Jour et nuit nous nous coordonnons avec l’AP-HP qui accueille 37 % des malades. Sur l’année, Ramsay Santé a pris en charge 16 % des patients atteints de la Covid sur les 23 % accueillis par l’hospitalisation privée et a créé 380 lits supplémentaires. France entière, nous avons ainsi pris en charge plus de 12 000 patients et 6 000 en soins critiques.
En coordination permanente avec le DG ARS et nos collègues des secteurs public et privé, nous nous préparons à atteindre le palier 3 qui signifierait pour nous la mise à disposition de 227 lits, ce qui n’est pas hors d’atteinte. En revanche, si nous devions atteindre le palier 4, c’est-à-dire la mise à disposition d’environ 300 lits, à l’instar des autres acteurs, Ramsay Santé se heurterait à la question des ressources médicales et soignantes ainsi qu’au seuil actuel de 40 % de déprogrammation. Un chiffre a marqué le Premier ministre : 241 soignants exerçant dans les établissements Ramsay Santé de régions peu touchées par la Covid avaient apporté leur aide lors de la première vague, nous en avons aujourd’hui seulement 3 !
Comment votre groupe de santé se prépare-t-il à faire face à d’autres crises sanitaires à venir ?
Si 95 % de notre énergie est actuellement consacrée à la crise, un plan de continuité d’activité est intégré à notre plan stratégique à 5 ans. Concernant la gestion de cette épidémie, nous avons acheté en excédent équipements et produits pour répondre à tous les scénarios durant l’été. Nous avons optimisé les processus RH : se munir par exemple des éléments nécessaires pour rappeler des cadres ou directeurs récemment retraités afin de remplacer des pairs malades. Je crois beaucoup à ces petites actions d’anticipation.

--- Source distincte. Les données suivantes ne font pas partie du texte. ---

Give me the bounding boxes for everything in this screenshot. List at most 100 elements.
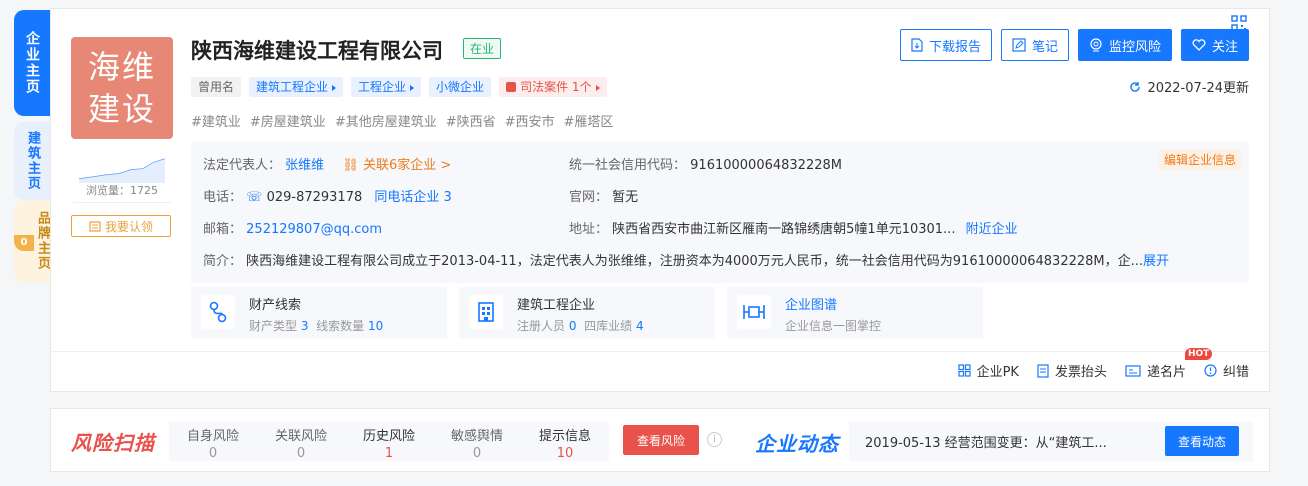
hashtag[interactable]: #建筑业	[191, 111, 241, 130]
feature-title: 财产线索	[249, 298, 302, 313]
company-pk-link[interactable]: 企业PK	[957, 361, 1019, 380]
follow-button[interactable]: 关注	[1180, 29, 1249, 61]
tab-brand-home[interactable]: 品牌主页 0	[14, 200, 50, 282]
risk-summary: 自身风险 0 关联风险 0 历史风险 1 敏感舆情 0 提示信息 10	[169, 421, 609, 461]
feature-construction-enterprise[interactable]: 建筑工程企业 注册人员 0 四库业绩 4	[459, 287, 715, 339]
notes-label: 笔记	[1031, 39, 1058, 55]
risk-cell-self[interactable]: 自身风险 0	[169, 421, 257, 461]
tab-company-home[interactable]: 企业主页	[14, 10, 50, 116]
relation-icon: ⛓	[342, 158, 359, 173]
risk-label: 关联风险	[274, 429, 327, 444]
tag-former-name[interactable]: 曾用名	[191, 77, 242, 97]
edit-info-link[interactable]: 编辑企业信息	[1158, 149, 1241, 170]
address-value: 陕西省西安市曲江新区雁南一路锦绣唐朝5幢1单元10301...	[612, 222, 956, 237]
business-card-link[interactable]: 递名片 HOT	[1125, 348, 1213, 380]
same-phone-link[interactable]: 同电话企业 3	[374, 190, 451, 205]
feature-sub-key: 注册人员	[517, 319, 566, 333]
company-dynamics-logo: 企业动态	[755, 432, 839, 456]
follow-label: 关注	[1211, 39, 1238, 55]
feature-asset-clues[interactable]: 财产线索 财产类型 3 线索数量 10	[191, 287, 447, 339]
hashtag[interactable]: #房屋建筑业	[250, 111, 326, 130]
expand-link[interactable]: 展开	[1143, 254, 1169, 269]
download-label: 下载报告	[928, 39, 981, 55]
company-logo: 海维 建设	[71, 37, 173, 139]
info-icon[interactable]: i	[707, 432, 722, 447]
claim-label: 我要认领	[104, 219, 153, 234]
address-row: 地址： 陕西省西安市曲江新区雁南一路锦绣唐朝5幢1单元10301... 附近企业	[569, 218, 1018, 237]
invoice-title-link[interactable]: 发票抬头	[1037, 361, 1107, 380]
tab-construction-home[interactable]: 建筑主页	[14, 122, 50, 200]
asset-clues-icon	[201, 295, 235, 329]
risk-cell-notice[interactable]: 提示信息 10	[521, 421, 609, 461]
risk-cell-related[interactable]: 关联风险 0	[257, 421, 345, 461]
hashtag[interactable]: #雁塔区	[564, 111, 614, 130]
edit-icon	[1012, 38, 1026, 52]
graph-icon	[737, 295, 771, 329]
update-time[interactable]: 2022-07-24更新	[1129, 77, 1249, 96]
related-label: 关联6家企业 >	[362, 158, 452, 173]
hashtag[interactable]: #西安市	[505, 111, 555, 130]
tab-brand-home-label: 品牌主页	[35, 211, 50, 271]
related-companies-link[interactable]: ⛓ 关联6家企业 >	[342, 158, 451, 173]
tag-label: 司法案件 1个	[520, 80, 592, 94]
view-risk-button[interactable]: 查看风险	[623, 425, 699, 455]
feature-sub-value: 0	[568, 319, 577, 333]
update-time-label: 2022-07-24更新	[1147, 81, 1249, 96]
nearby-companies-link[interactable]: 附近企业	[966, 222, 1018, 237]
view-dynamics-button[interactable]: 查看动态	[1165, 426, 1239, 456]
correction-icon	[1204, 364, 1217, 377]
company-name: 陕西海维建设工程有限公司	[191, 39, 443, 63]
document-icon	[911, 38, 923, 52]
views-trend-line	[79, 158, 165, 183]
feature-sub: 财产类型 3 线索数量 10	[249, 317, 383, 334]
tag-construction-enterprise[interactable]: 建筑工程企业	[249, 77, 344, 97]
dynamics-text[interactable]: 2019-05-13 经营范围变更：从“建筑工...	[865, 432, 1107, 451]
dynamics-box: 2019-05-13 经营范围变更：从“建筑工... 查看动态	[849, 421, 1253, 461]
tag-micro-enterprise[interactable]: 小微企业	[429, 77, 492, 97]
risk-label: 提示信息	[538, 429, 591, 444]
notes-button[interactable]: 笔记	[1000, 29, 1069, 61]
risk-cell-sentiment[interactable]: 敏感舆情 0	[433, 421, 521, 461]
company-header-card: 海维 建设 浏览量：1725 我要认领 陕西海维建设工程有限公司 在业 曾用名 …	[50, 8, 1270, 392]
monitor-label: 监控风险	[1108, 39, 1161, 55]
caret-right-icon	[595, 84, 600, 91]
views-count: 浏览量：1725	[86, 184, 158, 197]
feature-title: 建筑工程企业	[517, 298, 596, 313]
tab-company-home-label: 企业主页	[24, 31, 40, 95]
legal-rep-link[interactable]: 张维维	[285, 158, 324, 173]
tag-engineering-enterprise[interactable]: 工程企业	[351, 77, 422, 97]
building-icon	[469, 295, 503, 329]
judicial-icon	[506, 82, 517, 92]
phone-row: 电话： ☏ 029-87293178 同电话企业 3	[203, 186, 452, 205]
correction-link[interactable]: 纠错	[1204, 361, 1249, 380]
email-row: 邮箱： 252129807@qq.com	[203, 218, 382, 237]
feature-company-graph[interactable]: 企业图谱 企业信息一图掌控	[727, 287, 983, 339]
hashtag[interactable]: #陕西省	[446, 111, 496, 130]
pk-icon	[957, 364, 971, 377]
feature-sub: 注册人员 0 四库业绩 4	[517, 317, 644, 334]
legal-rep-key: 法定代表人：	[203, 158, 282, 173]
monitor-risk-button[interactable]: 监控风险	[1077, 29, 1172, 61]
risk-label: 敏感舆情	[450, 429, 503, 444]
download-report-button[interactable]: 下载报告	[899, 29, 992, 61]
email-link[interactable]: 252129807@qq.com	[246, 222, 382, 237]
heart-icon	[1192, 39, 1206, 51]
email-key: 邮箱：	[203, 222, 243, 237]
feature-sub-key: 财产类型	[249, 319, 298, 333]
tab-construction-home-label: 建筑主页	[25, 131, 40, 191]
correction-label: 纠错	[1222, 365, 1249, 380]
risk-cell-history[interactable]: 历史风险 1	[345, 421, 433, 461]
claim-button[interactable]: 我要认领	[71, 215, 171, 237]
card-icon	[1125, 364, 1141, 377]
tag-label: 建筑工程企业	[256, 80, 329, 94]
intro-row: 简介： 陕西海维建设工程有限公司成立于2013-04-11，法定代表人为张维维，…	[203, 250, 1169, 269]
action-buttons: 下载报告 笔记 监控风险 关注	[899, 29, 1249, 61]
intro-key: 简介：	[203, 254, 243, 269]
divider	[51, 351, 1269, 352]
invoice-icon	[1037, 363, 1049, 378]
hashtag[interactable]: #其他房屋建筑业	[335, 111, 437, 130]
tag-judicial-cases[interactable]: 司法案件 1个	[499, 77, 607, 97]
views-chart: 浏览量：1725	[73, 155, 171, 203]
logo-text-line1: 海维	[87, 48, 156, 86]
claim-icon	[89, 221, 101, 232]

Dès la 2e semaine d’avril, j’ai demandé à notre directeur audit groupe, d’une part, de challenger la cellule de crise dès lors qu’un consensus trop rapide s’imposait et que nous pouvions manquer de recul, et d’autre part, de retenir parallèlement les leçons sur 9 chantiers – médicaments, standardisation des processus, etc – avec l’objectif de réagir dès que nous connaîtrions un peu de répit.
Par ailleurs, nous nous appuyons sur nos 133 établissements en France et 350 en Europe. Le 4 avril, nous prenions le risque de faire venir des respirateurs, pousse-seringues, médicaments, de nos établissements du sud-ouest, pas touchés à ce moment-là, ou encore nous avons bénéficié de matériel en provenance du Danemark. Cette couverture française et européenne permet d’optimiser en permanence les ressources.
Je retiens au final que la première et la plus grande solidarité est celle qui existe avec nos collègues des secteurs public et privé. La solidarité à l’œuvre en novembre à Saint-Étienne entre le CHU et l’Hôpital Privé de la Loire en est un excellent exemple.
Le Premier ministre nous l’a rappelé : nous sommes tous unis pour jouer notre rôle et le faisons tous avec fierté et nécessité. Tous les acteurs se retrouvent de facto sur ce qui est l’ADN de notre métier : la qualité des soins et la capacité de prise en charge, encore davantage dans une telle crise sanitaire.